The energy of the photon is also equal to the difference in energy between the two states: $$E = E_3 - E_1$$

Where:

• (E_3) is the energy of the n = 3 state.
• (E_1) is the energy of the ground state.

The energies of the states of a hydrogen atom are given by: $$E_n = \frac{-13.6 \text{ eV}}{n^2}$$

Where:

• (n) is the principal quantum number.

Substituting the given values, we get: $$E = -13.6 \text{ eV} \left(\frac{1}{3^2} - \frac{1}{1^2}\right)$$ $$E = 10.2 \text{ eV}$$

The wavelength of the photon is then: $$\lambda = \frac{hc}{E}$$

$$\lambda=\frac{(6.626\times10^{-34})(3\times10^8)}{10.2\times1.6\times10^{-19}}$$

$$=656\times10^{-9}=656\space nm$$

$$=656\space nm$$ 4. A helium atom has two electrons in the n = 1 state and two electrons in the n = 2 state. The energy of the helium atom is:

Shortcut: The energy of a helium atom can be calculated by adding the energies of the two electrons in the n = 1 state and the two electrons in the n = 2 state. The energy of an electron in the n = 1 or 2 state is given by the formula: $$E_n=-\frac{13.6}{n^2}\space eV$$ The total energy for the n= 1 and n = 2 states becomes: $$E_1=2\times\left ( \frac{-13.6}{1^2} \right )=-27.2\space eV$$ $$E_2=2\times \left ( \frac{-13.6}{2^2} \right )=-6.8\space eV$$ Adding both the energy, we get,

$$E=27.2-6.8=-19.4\space eV$$

Since helium has 2 electrons so, the energy will be doubled $$E=2\times(-19.4)=-38.8\space eV$$ Therefore, the energy of the helium atom is $$-38.8 \space eV$$.

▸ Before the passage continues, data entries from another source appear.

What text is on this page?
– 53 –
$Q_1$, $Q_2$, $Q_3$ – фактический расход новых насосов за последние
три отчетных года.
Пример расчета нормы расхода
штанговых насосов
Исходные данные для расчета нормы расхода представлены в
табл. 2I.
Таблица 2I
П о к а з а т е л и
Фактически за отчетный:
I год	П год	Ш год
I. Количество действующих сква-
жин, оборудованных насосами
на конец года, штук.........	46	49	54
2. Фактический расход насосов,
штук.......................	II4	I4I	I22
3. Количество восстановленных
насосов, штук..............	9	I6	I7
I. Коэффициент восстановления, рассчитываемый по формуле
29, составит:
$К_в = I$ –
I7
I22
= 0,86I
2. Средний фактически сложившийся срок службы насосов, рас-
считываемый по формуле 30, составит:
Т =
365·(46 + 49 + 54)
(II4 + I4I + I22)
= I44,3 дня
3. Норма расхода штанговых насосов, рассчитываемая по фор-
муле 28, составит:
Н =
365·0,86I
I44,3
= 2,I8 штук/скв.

5. A lithium atom has three electrons in the n = 1 state and one electron in the n = 2 state. The energy of the lithium atom is:

Shortcut: The energy of a lithium atom can be calculated by adding the energies of the three electrons in the n = 1 state and the one electron in the n = 2 state:

$$E=-3\times\left ( \frac{-13.6}{1^2} \right )- \left ( \frac{-13.6}{2^2} \right )$$ $$E=-3\times(-13.6)-(-6.8)$$ $$E=32.8\space eV$$

Therefore, the energy of the lithium atom is $$-32.8 \space eV$$.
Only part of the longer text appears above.